Nigeria, Africa’s largest remittance destination, was estimated to receive $21 billion in 2015.
However, a significant amount of the remittances moved through formal financial channels that imposed fees that lowered payments. The World Bank estimated that fees and restrictive practices cost poorer countries up to $16 billion a year.
Remittances in sub-Saharan Africa have been more stable than foreign direct investments.
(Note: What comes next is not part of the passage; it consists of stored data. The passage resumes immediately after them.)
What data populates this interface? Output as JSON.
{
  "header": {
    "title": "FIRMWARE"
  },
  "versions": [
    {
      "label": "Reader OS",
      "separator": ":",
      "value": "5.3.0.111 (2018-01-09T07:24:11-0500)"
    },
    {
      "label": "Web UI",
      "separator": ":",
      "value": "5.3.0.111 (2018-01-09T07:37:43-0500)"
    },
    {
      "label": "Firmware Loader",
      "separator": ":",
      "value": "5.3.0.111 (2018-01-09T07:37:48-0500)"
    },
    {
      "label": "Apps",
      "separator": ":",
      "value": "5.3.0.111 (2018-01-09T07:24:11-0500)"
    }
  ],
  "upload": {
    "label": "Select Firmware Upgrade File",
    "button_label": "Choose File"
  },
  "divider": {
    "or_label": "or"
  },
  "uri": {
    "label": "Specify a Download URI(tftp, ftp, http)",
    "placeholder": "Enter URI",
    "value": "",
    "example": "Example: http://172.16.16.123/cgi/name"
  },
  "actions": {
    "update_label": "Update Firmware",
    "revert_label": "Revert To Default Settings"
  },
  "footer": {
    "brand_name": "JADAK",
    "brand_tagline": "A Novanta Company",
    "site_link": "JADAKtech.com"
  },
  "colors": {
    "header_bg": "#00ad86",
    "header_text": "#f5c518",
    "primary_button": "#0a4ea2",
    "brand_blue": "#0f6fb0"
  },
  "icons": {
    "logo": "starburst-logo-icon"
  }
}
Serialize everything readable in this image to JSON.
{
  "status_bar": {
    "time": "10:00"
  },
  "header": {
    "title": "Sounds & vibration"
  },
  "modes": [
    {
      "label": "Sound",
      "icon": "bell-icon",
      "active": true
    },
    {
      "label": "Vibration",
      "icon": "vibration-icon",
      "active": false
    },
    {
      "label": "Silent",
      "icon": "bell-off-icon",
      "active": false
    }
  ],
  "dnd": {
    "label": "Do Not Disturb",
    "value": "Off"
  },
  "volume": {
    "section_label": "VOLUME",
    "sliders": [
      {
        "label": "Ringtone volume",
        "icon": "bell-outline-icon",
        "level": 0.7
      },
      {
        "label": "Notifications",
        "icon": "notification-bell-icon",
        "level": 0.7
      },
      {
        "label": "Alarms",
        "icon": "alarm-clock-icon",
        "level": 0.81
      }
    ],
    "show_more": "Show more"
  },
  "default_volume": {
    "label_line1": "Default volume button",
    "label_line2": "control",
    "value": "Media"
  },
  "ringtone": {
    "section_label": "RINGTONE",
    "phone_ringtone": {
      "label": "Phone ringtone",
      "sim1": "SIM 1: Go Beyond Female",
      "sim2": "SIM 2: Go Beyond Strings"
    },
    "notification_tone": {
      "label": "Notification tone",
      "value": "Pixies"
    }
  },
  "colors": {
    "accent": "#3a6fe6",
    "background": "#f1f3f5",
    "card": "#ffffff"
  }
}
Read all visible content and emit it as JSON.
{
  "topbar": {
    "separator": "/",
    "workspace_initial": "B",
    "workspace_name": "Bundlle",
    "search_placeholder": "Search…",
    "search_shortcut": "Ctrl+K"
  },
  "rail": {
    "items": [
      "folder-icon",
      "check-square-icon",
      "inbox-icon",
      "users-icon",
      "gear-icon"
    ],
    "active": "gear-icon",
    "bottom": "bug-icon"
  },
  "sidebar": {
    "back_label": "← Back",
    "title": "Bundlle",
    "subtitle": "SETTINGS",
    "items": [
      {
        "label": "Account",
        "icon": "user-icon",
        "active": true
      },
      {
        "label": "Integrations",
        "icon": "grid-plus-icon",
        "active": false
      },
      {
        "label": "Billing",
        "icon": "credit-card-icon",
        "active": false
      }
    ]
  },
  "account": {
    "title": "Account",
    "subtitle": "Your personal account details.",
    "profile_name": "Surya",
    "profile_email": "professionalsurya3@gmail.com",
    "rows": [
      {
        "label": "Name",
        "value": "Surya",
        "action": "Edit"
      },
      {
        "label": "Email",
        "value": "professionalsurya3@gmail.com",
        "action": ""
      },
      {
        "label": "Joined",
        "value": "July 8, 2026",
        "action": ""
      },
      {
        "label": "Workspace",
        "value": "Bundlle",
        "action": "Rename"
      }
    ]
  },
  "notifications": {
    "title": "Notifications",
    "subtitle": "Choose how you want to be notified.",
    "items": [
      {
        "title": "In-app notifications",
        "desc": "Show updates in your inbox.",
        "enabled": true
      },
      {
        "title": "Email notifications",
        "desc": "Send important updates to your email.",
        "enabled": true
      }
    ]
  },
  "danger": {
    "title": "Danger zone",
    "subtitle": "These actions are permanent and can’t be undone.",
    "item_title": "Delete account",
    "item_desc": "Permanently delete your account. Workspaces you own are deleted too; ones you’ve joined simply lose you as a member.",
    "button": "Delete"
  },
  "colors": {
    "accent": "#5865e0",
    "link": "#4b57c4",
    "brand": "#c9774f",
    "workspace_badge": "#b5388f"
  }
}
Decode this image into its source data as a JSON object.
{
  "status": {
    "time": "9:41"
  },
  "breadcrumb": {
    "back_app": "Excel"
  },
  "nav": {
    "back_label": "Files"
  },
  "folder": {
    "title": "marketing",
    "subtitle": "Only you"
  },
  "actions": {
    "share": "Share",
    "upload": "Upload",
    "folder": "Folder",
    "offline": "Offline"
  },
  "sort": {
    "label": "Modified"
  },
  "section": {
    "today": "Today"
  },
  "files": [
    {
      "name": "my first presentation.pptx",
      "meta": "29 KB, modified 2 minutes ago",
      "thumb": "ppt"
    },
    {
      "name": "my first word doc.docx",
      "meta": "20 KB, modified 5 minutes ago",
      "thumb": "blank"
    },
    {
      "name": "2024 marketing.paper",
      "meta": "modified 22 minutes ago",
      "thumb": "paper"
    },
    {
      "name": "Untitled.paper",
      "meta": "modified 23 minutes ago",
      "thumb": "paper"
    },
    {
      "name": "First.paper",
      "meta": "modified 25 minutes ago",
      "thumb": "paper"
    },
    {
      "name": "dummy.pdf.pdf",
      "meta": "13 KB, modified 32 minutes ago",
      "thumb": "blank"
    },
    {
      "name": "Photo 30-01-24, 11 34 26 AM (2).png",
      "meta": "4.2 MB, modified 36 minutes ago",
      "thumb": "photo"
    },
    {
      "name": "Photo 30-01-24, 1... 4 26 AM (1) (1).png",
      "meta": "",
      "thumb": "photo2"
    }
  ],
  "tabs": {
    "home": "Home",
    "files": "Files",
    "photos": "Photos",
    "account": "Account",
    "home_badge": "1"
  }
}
They play an important role in reducing poverty and help households diversify their sources of income.
Despite the contributions of remittances, many of the benefits are lost in intermediation due to high charges by service providers.
African migrants face excessive charges not only on international remittances; some of the world’s most expensive remittance corridors are within the Africa itself.
While Africa has made progress in mobile technology adoption, the innovation has yet to reduce costs in remittance markets.
Conference speakers include: Eric Barbier, CEO, Transferto; Sudhesh Giriyan, COO, Xpress Money; Colin Vickerie, CEO, Cash4Africa; Kolapo Solesi, CEO Merchant & Agent Transactions Ltd.; Kwaku Saforo, head of remittance operations, eProcess S.A.; Stone Atwine, CEO, Remit Uganda; Odette Sarr Bolly, regional program officer, Inter Organization for Migration; Gavin Young, DMD, Chams Mobile; Michael Kent, CEO, Azimo; Kevin Hawkins, head, SADC, Terra; Emmanuel Paul, business development director, Creova; Jay Alabraba, director of business development, Paga; Frederic Ponsot, remittances and financial inclusion specialist, IFAD; Dare Okoudjou, CEO, MFS Africa; Joyce Kim, executive director, Stellar.org; Marcel Tchoulegheu, mobile payment support engineer, MTN Cameroon; Antonio Separovic, CEO, Oradian; Andrew Takyi-Appiah, co-founder, Zeepay; Kemi Okusanya, regional director, Anglo Wa Moneygram; Graham Tonkin, head of business development, Monetas; Jay Vix, global director of marketing, Transfast; Jean-Francois Groff, CEO, Mobino; Vugar Mammadrzaye, international sales manager, Universal Payment Transfer; Raymond Moodley, executive director, Redcloud Technologies Ltd.; Yves Eonnet, CEO, Tagattitude; Ahmed Cassim, CEO, Hello Paisa; Tim Mitja Zagar, co-founder, Cashila; Komal Rathi, COO, Transfast; Nana Yaa Boakye-Adjei, associate director, Developing Markets Associates; Bashir Are, CCO, fets; Jerry Ejikeme, CEO, Sochitel Group.
Image from Shutterstock and MobileMoneyAfrica.